Action and Inaction

MT 60 Years Ago – 3rd Year – No 93 – Friday 18th May 1956

On March 12, 1933, six British engineers were arrested in Moscow on charges of espionage but these charges were not made public at once. But as soon as they were arrested, the British Ambassador in Moscow prejudged the issue by declaring that the charges were trumped-up, frivolous and fantastic; and he said it was inconceivable that credible evidence could be produced of any malpractice by the company employing the engineers.

Three days later the soon-to-be Prime Minister, Stanley Baldwin (who at the time had yet to confess that he put party advantage before the national interest at a general election) added to the prejudgement. In the House of Commons he said that the Government didn’t know exactly what charges were being brought against the six engineers, but that it was nonetheless “convinced that there can be no justification” for that! Other right-wing politicians added their comments to the statements of Baldwin and the Ambassador. Eventually the engineers were brought to trial and sentence was pronounced. One was acquitted; three were to be deported from the USSR, and two received terms of imprisonment — two and three years respectively. Immediately after these sentences were known, the Conservative Government — without waiting for the sentenced men to appeal against their sentences – put an immediate embargo on 80 per cent of all Soviet goods that Britain had been importing.

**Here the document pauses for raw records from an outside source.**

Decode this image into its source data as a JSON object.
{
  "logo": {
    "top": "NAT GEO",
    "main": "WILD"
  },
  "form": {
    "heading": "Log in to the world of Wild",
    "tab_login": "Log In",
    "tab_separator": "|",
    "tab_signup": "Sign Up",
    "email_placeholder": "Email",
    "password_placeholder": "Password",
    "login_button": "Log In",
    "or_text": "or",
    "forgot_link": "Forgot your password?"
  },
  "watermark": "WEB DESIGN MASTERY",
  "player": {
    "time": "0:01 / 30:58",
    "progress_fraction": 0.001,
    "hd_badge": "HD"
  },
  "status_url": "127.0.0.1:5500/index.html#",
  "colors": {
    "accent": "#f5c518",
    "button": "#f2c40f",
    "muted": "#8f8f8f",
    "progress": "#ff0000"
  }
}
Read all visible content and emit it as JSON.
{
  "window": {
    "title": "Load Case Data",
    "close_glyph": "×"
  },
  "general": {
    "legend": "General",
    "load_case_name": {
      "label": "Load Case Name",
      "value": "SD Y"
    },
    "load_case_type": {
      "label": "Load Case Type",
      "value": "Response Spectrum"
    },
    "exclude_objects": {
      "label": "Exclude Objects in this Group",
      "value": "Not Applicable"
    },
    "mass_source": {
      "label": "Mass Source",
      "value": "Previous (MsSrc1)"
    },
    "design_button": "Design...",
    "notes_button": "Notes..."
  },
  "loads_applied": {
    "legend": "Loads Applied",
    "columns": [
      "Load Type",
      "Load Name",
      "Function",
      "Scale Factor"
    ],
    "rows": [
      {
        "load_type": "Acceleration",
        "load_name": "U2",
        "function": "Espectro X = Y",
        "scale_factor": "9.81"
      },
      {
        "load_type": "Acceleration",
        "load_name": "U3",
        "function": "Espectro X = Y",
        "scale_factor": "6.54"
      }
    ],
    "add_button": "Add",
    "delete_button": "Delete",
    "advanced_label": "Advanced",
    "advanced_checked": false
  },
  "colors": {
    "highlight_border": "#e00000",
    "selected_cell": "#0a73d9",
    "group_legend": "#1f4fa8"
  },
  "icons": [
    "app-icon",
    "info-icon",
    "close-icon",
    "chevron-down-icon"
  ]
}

This action was political retaliation against the legal condemnation of British subjects in a foreign court of law. It was retaliation against a country with which relations were unfriendly; for at the time Britain had a thoroughly reactionary government containing pro-Franco and pro-Hitler elements, as the war time books and bestsellers Tory MP, Guilty Men and Your MP were to show.

Contrast the action of the Foreign Office and Government then with their supine inaction last year when MM Jalabhay and Loljeeh were expelled from Reunion in circumstances which savoured of Nazism. “We cannot do anything, the case is still sub-judice at Court” was the Foreign Office plea for months. Yet the fact of a case being sub-judice didn’t stop them protesting to the Soviet Union about the six engineers. Now, however, the Foreign Office has told Mr Brockway that the French Ministry of Foreign Affairs has decided that the Anglo-French Convention of 1882 does not apply to Reunion. Therefore the local courts were right to expel MM. Jalabhay and Loljeeh; and, says the Foreign Office: “It is clear that it would not be in the wider interest of Her Majesty’s Government to suggest an extension of the Convention to the island of Reunion. The Foreign Office doesn’t think that if the Convention were extended to Reunion, it would help the two expellees,” so they say, “There is no way we can intervene to help Mr Jalabhay and Mr Loljeeh.”

This contrasts with over-readiness to protest to the Kremlin over the six engineers. The Foreign Office could protest to the French authorities if it wished; could seek to have the two men allowed to return to Reunion. But of course the old mentality rules at the Foreign Office as at so many other Government Departments. Naturally the top civil servant won’t do anything to impair relations between Britain and another capitalist imperialist colonial power — France. Colonial powers support one another: as the proverb has it, “Birds of a feather flock together”. France expelled two British subjects from Reunion; that is bad luck on them, but colonialism must be upheld. That is the argument; it’s the same attitude of mind as in Kenya led to the Mau Mau uprising. Colonialism rears its head and individuals suffer.

At the Foreign Office, complacency. Not a thought of the personal sufferings of Mrs and Mr Loljeeh, separated by the Indian Ocean and the decision of the Court upholding the decree and deeds of the Prefect Philip. (One bright spot for the Reunionnais — Philip was in Tunisia before Reunion, and almost as soon as he left Tunisia, that country was granted its independence — just as Algeria will have to be granted independence).

The bald statement by the Foreign Office that there is no way to help MM. Jalabhay and Loljeeh comes as a great disappointment to Mr Brockway and myself. It is even more disappointing when we consider the past record of the Foreign Office in intervening with foreign governments on behalf of British subjects who have transgressed the law. But it seems that if the protest would have to go to another colonial power, the Foreign Office won’t act; only if the protest would be going to an Iron Curtain country. Thus do we see discrimination; and a lack of equality of treatment.